Retail investors likely make up at least 30% of the volume in contracts tied to the S&P 500 that expire within 24 hours — and possibly up to 40% — according to Jonathan Zaionz, senior derivatives analyst at Cboe Global Markets. That’s much higher than estimates around 5% given by academics and researchers at firms like JPMorgan Chase & Co.
Getting a handle on who’s behind the rise in options with zero days to expiration, or 0DTE, matters in part because retail money is perceived as less sticky and more speculative than institutional investors. Still, getting a clean read on market positioning isn’t easy since retail broker platforms — which according to Cboe account for 90% of all 0DTE volumes — are also used by pros.
“While it is impossible to know with absolute certainty, through data that we as the exchange can see – such as originating retail broker or original order size – we’re fairly confident that between 30% and 40% is true retail,” Zaionz said in an interview. “Since day one, the share has stayed pretty consistent, plus or minus a few percent each month.”
The varied estimates demonstrate the vexing nature of an investing tool whose influence in the equity market has sparked a heated debate on Wall Street. Most recently, Goldman Sachs Group Inc. and Bank of America Corp. have issued conflicting takes on whether these popular derivatives have fueled a stock selloff.
Zero-day options were discovered by retail investors as a convenient way of speculating during what became known as the meme-stock craze in 2021. Their reach widened in 2022 when exchanges including Cboe extended S&P 500 option expirations to cover all five weekdays, unleashing a new wave of 0DTE boom.
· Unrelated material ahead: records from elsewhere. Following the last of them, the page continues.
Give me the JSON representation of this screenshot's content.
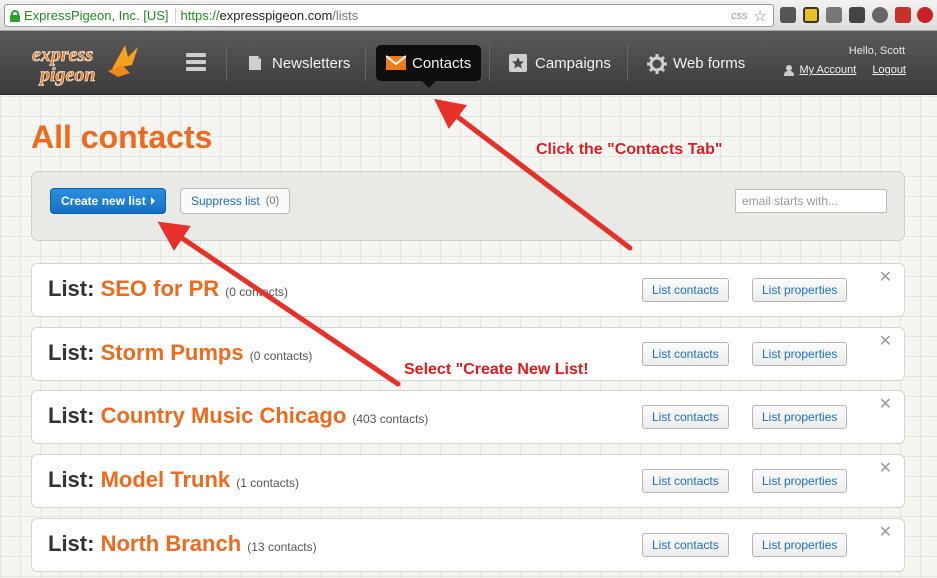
{
  "browser": {
    "ev_label": "ExpressPigeon, Inc. [US]",
    "url_scheme": "https://",
    "url_host": "expresspigeon.com",
    "url_path": "/lists",
    "css_tag": "css"
  },
  "nav": {
    "items": [
      {
        "label": "Newsletters",
        "icon": "newsletter-icon"
      },
      {
        "label": "Contacts",
        "icon": "envelope-icon"
      },
      {
        "label": "Campaigns",
        "icon": "star-icon"
      },
      {
        "label": "Web forms",
        "icon": "gear-icon"
      }
    ],
    "greeting": "Hello, Scott",
    "my_account": "My Account",
    "logout": "Logout",
    "logo_text_1": "express",
    "logo_text_2": "pigeon"
  },
  "page": {
    "title": "All contacts",
    "create_list": "Create new list",
    "suppress_list": "Suppress list",
    "suppress_count": "(0)",
    "search_placeholder": "email starts with..."
  },
  "lists": [
    {
      "prefix": "List:",
      "name": "SEO for PR",
      "count": "(0 contacts)",
      "list_contacts": "List contacts",
      "list_properties": "List properties"
    },
    {
      "prefix": "List:",
      "name": "Storm Pumps",
      "count": "(0 contacts)",
      "list_contacts": "List contacts",
      "list_properties": "List properties"
    },
    {
      "prefix": "List:",
      "name": "Country Music Chicago",
      "count": "(403 contacts)",
      "list_contacts": "List contacts",
      "list_properties": "List properties"
    },
    {
      "prefix": "List:",
      "name": "Model Trunk",
      "count": "(1 contacts)",
      "list_contacts": "List contacts",
      "list_properties": "List properties"
    },
    {
      "prefix": "List:",
      "name": "North Branch",
      "count": "(13 contacts)",
      "list_contacts": "List contacts",
      "list_properties": "List properties"
    }
  ],
  "annotations": {
    "contacts_tab": "Click the \"Contacts Tab\"",
    "create_list": "Select \"Create New List!"
  },
  "colors": {
    "accent_orange": "#ee6a1c",
    "primary_blue": "#1570c2",
    "annotation_red": "#e21a1a"
  }
}
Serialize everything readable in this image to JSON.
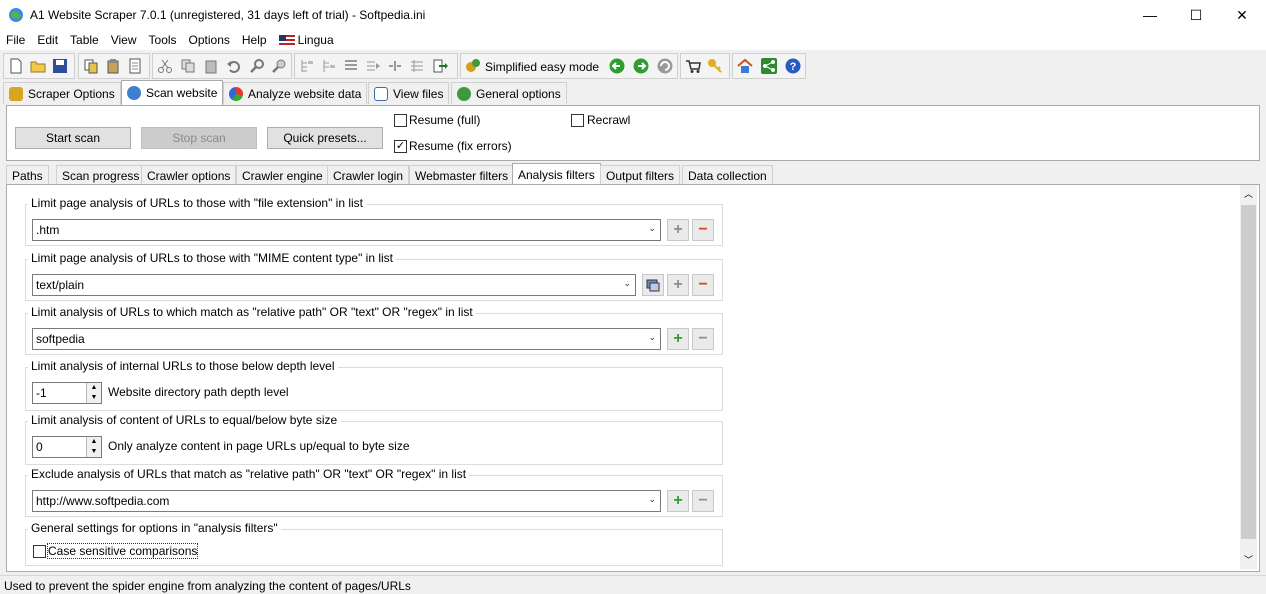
{
  "window": {
    "title": "A1 Website Scraper 7.0.1 (unregistered, 31 days left of trial) - Softpedia.ini",
    "minimize": "—",
    "maximize": "☐",
    "close": "✕"
  },
  "menu": [
    "File",
    "Edit",
    "Table",
    "View",
    "Tools",
    "Options",
    "Help",
    "Lingua"
  ],
  "toolbar": {
    "simplified_label": "Simplified easy mode"
  },
  "main_tabs": [
    "Scraper Options",
    "Scan website",
    "Analyze website data",
    "View files",
    "General options"
  ],
  "scan_panel": {
    "start_scan": "Start scan",
    "stop_scan": "Stop scan",
    "quick_presets": "Quick presets...",
    "resume_full": "Resume (full)",
    "resume_fix": "Resume (fix errors)",
    "resume_fix_checked": "✓",
    "recrawl": "Recrawl"
  },
  "sub_tabs": [
    "Paths",
    "Scan progress",
    "Crawler options",
    "Crawler engine",
    "Crawler login",
    "Webmaster filters",
    "Analysis filters",
    "Output filters",
    "Data collection"
  ],
  "filters": {
    "file_ext": {
      "title": "Limit page analysis of URLs to those with \"file extension\" in list",
      "value": ".htm"
    },
    "mime": {
      "title": "Limit page analysis of URLs to those with \"MIME content type\" in list",
      "value": "text/plain"
    },
    "relpath": {
      "title": "Limit analysis of URLs to which match as \"relative path\" OR \"text\" OR \"regex\" in list",
      "value": "softpedia"
    },
    "depth": {
      "title": "Limit analysis of internal URLs to those below depth level",
      "value": "-1",
      "label": "Website directory path depth level"
    },
    "bytes": {
      "title": "Limit analysis of content of URLs to equal/below byte size",
      "value": "0",
      "label": "Only analyze content in page URLs up/equal to byte size"
    },
    "exclude": {
      "title": "Exclude analysis of URLs that match as \"relative path\" OR \"text\" OR \"regex\" in list",
      "value": "http://www.softpedia.com"
    },
    "general": {
      "title": "General settings for options in \"analysis filters\"",
      "case_label": "Case sensitive comparisons"
    }
  },
  "status": "Used to prevent the spider engine from analyzing the content of pages/URLs",
  "buttons": {
    "plus": "+",
    "minus": "−",
    "arrow": "⌄",
    "spin_up": "▲",
    "spin_down": "▼"
  },
  "colors": {
    "plus_green": "#2e9e2e",
    "minus_red": "#d24a1e",
    "minus_gray": "#8f8f8f"
  }
}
The frenzy shot to new highs lately as the equity benchmark fell toward its worst month of 2023 amid frequent intraday reversals.
The participation of day traders and their track record have become a subject of interest to Wall Street players and academics. At JPMorgan, strategists including Peng Cheng developed an algorithm to identify transactions from individual investors through various factors such as execution quality and timing of trades. The team put retail’s market share in zero-day options at 5%.
While some treat the prevalence of small-size transactions as being associated with the retail crowd, others Like JPMorgan’s Cheng have argued it’s more likely computer-powered institutions breaking down big orders into small ones to cloak their strategies.
“‘Retail’ can mean different things to different people,” he said.
Also up for debate is how to approach complex 0DTE strategies that utilize layers of puts and calls in so-called multi-leg trades. Some view them as being mostly driven by big money, but Cboe’s Zaionz suggests small-time traders are also part of the game.
“Retail is a lot more sophisticated than it used to be,” he said. “Zero commission trading, ease of order executions, and the availability of trading tools and educational resources opened up access to the markets for retail participants.”